NPS: This change made in the budget can make the National Pension Scheme attractive, know how..

The National Pension Scheme (NPS) is slowly gaining popularity as more and more people are using it for their retirement planning. It already had an additional benefit of Rs 50,000 under the old tax regime, but the Union Budget 2024 has made some changes by increasing the deduction for employer contribution (from 10% to 14%) under the new tax regime.
The latest change makes NPS more attractive for the salaried class, although this benefit may be of limited use as it is available only to those opting for the new tax regime and cannot be used by the non-salaried class.
Here is a closer look at how individual taxpayers can claim different contributions to NPS.
Section 80CCD
NPS includes different types of contributions depending on the category of the individual. For example,
If you are an employee and it is part of the retirement compensation provided by the employer, then there will be an amount to be contributed by both the employer and the employee.
On the other hand, for a non-salaried individual investing on his own, it will be only the person who is investing in the scheme.
The entire change in the budget pertains to the situation where both the employer and the employee are contributing and hence those who are contributing on their own will not get the benefit.
What changes were made?
Under the budget changes, if any employer other than the central government and state government is contributing to NPS, then up to 14% of the employee's salary will be given as a deduction, provided they are in the new tax regime.

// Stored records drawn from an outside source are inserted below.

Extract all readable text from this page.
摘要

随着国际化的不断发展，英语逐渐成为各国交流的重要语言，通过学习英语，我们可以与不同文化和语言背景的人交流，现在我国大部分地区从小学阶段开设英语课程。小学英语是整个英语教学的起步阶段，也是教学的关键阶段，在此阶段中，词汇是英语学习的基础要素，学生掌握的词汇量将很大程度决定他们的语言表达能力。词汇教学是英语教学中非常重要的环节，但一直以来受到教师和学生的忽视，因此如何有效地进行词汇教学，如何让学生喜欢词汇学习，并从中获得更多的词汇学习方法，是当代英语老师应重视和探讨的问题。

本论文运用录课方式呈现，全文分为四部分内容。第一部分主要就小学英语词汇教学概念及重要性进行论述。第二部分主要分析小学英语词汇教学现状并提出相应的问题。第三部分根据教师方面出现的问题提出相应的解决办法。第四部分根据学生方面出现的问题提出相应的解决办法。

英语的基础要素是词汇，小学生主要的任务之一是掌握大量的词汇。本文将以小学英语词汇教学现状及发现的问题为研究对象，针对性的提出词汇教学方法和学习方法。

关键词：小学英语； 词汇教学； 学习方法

Earlier, the 14% deduction for employer contribution was only for central or state government employees, while it was only 10% for other entities, which covered private companies.
Old tax regime
When it comes to the old tax regime, NPS offers several benefits to the individual. Here we are talking about the case of salaried taxpayers.
As far as the employee's contribution is concerned, his contribution is eligible for up to Rs 1.5 lakh under section 80CCD (1) as well as section 80C.
An additional contribution of Rs 50,000 under section 80CCD (1B) is also allowed as a deduction, taking the total benefit to Rs 2 lakh.
Further, employer contributions up to 14% of salary in the case of central or state government employees and 10% of salary in the case of other entities can also be claimed as a deduction under section 80CCD(2).
New Tax Regime
There is no tax benefit available for employee contribution under the new tax regime, hence the benefits under the old tax regime vanish along with many other deductions.
Now with the budget changes, employees can claim a deduction of up to 14% of employer contribution under section 80CCD(2) if they are central or state government or other entities.
Earlier the deduction limit for other entities was 10%, but this higher limit of 14% means that more amount can be claimed if the contribution is made by the employer.
However, this facility is only available under the new tax regime, hence it becomes an extra benefit if you opt for it.